The Alexander Co., which was picked to redevelop six historic buildings on the Milwaukee Soldiers Home campus, has known about the site for a decade and been involved with preservation talks there for years.

The Madison developer, in a $40 million project, will restore six buildings on the Civil War-era Milwaukee property into an estimated 100 housing units for veterans and their families who are homeless or at risk of becoming homeless.

The Alexander Co. in partnership with the Housing Authority of the City of Milwaukee was selected in July to restore the Soldiers Home buildings.

Alexander Co. has done other major restorations of other historic properties that, like the Soldiers Home, are overseen by federal agencies. That includes an estimated $110 million restoration of the National Park Seminary in Silver Spring, Md., into housing, said project manager Jonathan Beck of The Alexander Co..

After the Soldiers Home in Milwaukee was named to the National Trust for Historic Preservation’s list of the 11 Most Endangered Historic Places, Beck joined a group of local stakeholders aiming to preserve buildings at Soldiers Home.

“The company had experience to work with the government and work on these large-scale developments,” Beck said. “This is something in our back yard, and not on the East Coast.”

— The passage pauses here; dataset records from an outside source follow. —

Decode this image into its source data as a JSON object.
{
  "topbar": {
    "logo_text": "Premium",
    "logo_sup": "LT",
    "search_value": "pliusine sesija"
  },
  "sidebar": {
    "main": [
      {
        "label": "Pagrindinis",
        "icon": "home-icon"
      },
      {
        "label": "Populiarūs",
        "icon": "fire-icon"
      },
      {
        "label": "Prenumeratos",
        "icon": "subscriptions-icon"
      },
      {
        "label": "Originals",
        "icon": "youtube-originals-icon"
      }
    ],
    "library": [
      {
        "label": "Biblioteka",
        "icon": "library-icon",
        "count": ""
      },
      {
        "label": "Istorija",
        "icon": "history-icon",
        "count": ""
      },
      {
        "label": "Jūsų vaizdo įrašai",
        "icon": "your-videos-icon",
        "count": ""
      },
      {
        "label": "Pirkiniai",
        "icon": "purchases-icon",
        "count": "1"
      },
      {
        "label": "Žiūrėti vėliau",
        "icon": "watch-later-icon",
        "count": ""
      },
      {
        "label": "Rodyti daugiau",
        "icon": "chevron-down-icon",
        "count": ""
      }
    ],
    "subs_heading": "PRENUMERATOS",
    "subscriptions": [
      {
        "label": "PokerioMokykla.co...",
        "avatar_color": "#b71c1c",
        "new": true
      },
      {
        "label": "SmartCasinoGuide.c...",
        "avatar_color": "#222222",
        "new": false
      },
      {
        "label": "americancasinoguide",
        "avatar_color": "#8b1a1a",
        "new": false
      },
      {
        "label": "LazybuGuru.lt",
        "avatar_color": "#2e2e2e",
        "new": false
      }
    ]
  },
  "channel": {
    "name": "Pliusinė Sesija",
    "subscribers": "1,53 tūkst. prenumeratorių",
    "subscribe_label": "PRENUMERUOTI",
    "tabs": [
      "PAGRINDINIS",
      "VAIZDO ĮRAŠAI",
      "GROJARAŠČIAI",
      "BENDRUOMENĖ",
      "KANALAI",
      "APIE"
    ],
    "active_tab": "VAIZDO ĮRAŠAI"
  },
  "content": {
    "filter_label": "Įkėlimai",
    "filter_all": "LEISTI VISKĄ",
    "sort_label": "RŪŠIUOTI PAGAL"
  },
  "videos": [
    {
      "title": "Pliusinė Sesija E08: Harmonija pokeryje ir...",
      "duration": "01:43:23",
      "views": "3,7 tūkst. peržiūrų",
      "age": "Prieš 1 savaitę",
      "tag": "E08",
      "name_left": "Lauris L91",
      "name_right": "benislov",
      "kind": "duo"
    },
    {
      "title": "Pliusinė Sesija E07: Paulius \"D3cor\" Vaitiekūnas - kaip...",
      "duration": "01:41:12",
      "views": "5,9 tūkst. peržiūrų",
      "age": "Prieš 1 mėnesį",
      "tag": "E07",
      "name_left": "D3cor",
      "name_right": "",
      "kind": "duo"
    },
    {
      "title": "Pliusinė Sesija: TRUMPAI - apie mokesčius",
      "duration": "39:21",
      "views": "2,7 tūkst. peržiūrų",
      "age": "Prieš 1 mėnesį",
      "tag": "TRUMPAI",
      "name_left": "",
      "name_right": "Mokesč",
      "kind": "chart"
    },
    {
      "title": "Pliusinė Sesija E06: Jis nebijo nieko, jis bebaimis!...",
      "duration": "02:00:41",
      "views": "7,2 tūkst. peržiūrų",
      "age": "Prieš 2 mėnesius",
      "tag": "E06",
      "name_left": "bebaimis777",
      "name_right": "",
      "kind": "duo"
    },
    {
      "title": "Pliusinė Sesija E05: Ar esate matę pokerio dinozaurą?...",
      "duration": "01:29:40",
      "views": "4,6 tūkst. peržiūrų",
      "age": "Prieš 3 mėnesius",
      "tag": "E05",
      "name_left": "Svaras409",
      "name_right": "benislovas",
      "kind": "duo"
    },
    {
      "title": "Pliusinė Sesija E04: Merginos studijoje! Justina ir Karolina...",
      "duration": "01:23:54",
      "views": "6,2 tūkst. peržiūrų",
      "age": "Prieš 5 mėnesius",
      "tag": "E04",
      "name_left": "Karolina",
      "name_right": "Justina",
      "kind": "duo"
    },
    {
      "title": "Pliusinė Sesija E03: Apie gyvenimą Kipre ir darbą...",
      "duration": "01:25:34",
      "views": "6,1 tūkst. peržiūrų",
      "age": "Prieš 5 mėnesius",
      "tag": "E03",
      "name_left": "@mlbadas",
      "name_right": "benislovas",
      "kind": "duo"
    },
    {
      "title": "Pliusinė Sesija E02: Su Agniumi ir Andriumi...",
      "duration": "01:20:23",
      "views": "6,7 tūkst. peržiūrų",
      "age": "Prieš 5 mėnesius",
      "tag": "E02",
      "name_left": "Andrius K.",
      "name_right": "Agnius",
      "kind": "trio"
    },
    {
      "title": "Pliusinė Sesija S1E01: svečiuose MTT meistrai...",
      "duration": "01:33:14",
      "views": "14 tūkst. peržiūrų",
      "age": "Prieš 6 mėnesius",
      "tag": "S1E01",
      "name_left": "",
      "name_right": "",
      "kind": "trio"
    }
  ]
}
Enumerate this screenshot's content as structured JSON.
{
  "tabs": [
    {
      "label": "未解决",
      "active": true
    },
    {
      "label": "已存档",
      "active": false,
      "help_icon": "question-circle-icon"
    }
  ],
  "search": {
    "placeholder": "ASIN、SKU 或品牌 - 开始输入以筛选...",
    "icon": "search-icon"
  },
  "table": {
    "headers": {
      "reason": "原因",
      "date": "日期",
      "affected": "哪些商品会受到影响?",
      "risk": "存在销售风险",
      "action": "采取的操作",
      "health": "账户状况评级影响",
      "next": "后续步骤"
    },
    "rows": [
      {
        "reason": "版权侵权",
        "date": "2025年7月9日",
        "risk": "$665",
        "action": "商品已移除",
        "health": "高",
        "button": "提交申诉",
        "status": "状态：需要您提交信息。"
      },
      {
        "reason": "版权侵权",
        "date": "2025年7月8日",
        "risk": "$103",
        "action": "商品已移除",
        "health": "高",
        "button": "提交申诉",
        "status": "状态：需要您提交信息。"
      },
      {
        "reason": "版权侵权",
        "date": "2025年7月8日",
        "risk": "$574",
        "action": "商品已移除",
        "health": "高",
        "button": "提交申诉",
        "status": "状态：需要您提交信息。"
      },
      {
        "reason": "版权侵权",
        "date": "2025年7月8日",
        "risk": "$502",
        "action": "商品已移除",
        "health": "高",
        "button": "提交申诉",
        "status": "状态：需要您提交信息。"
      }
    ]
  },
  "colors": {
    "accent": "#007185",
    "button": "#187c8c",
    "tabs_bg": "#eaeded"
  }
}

Alexander Co. was among 10 companies that responded to a 2014 request by the Department of Veterans Affairs for developers that are interested in restoring Soldiers Home buildings, Beck said.

Alexander Co. isn’t the only stakeholder that has been working on the Soldiers Home for about a decade. Wisconsin Rep. Gwen Moore’s office tuned into the property about 10 years ago as well, after veterans opposed an idea floated to redevelop Soldiers Home for commercial uses.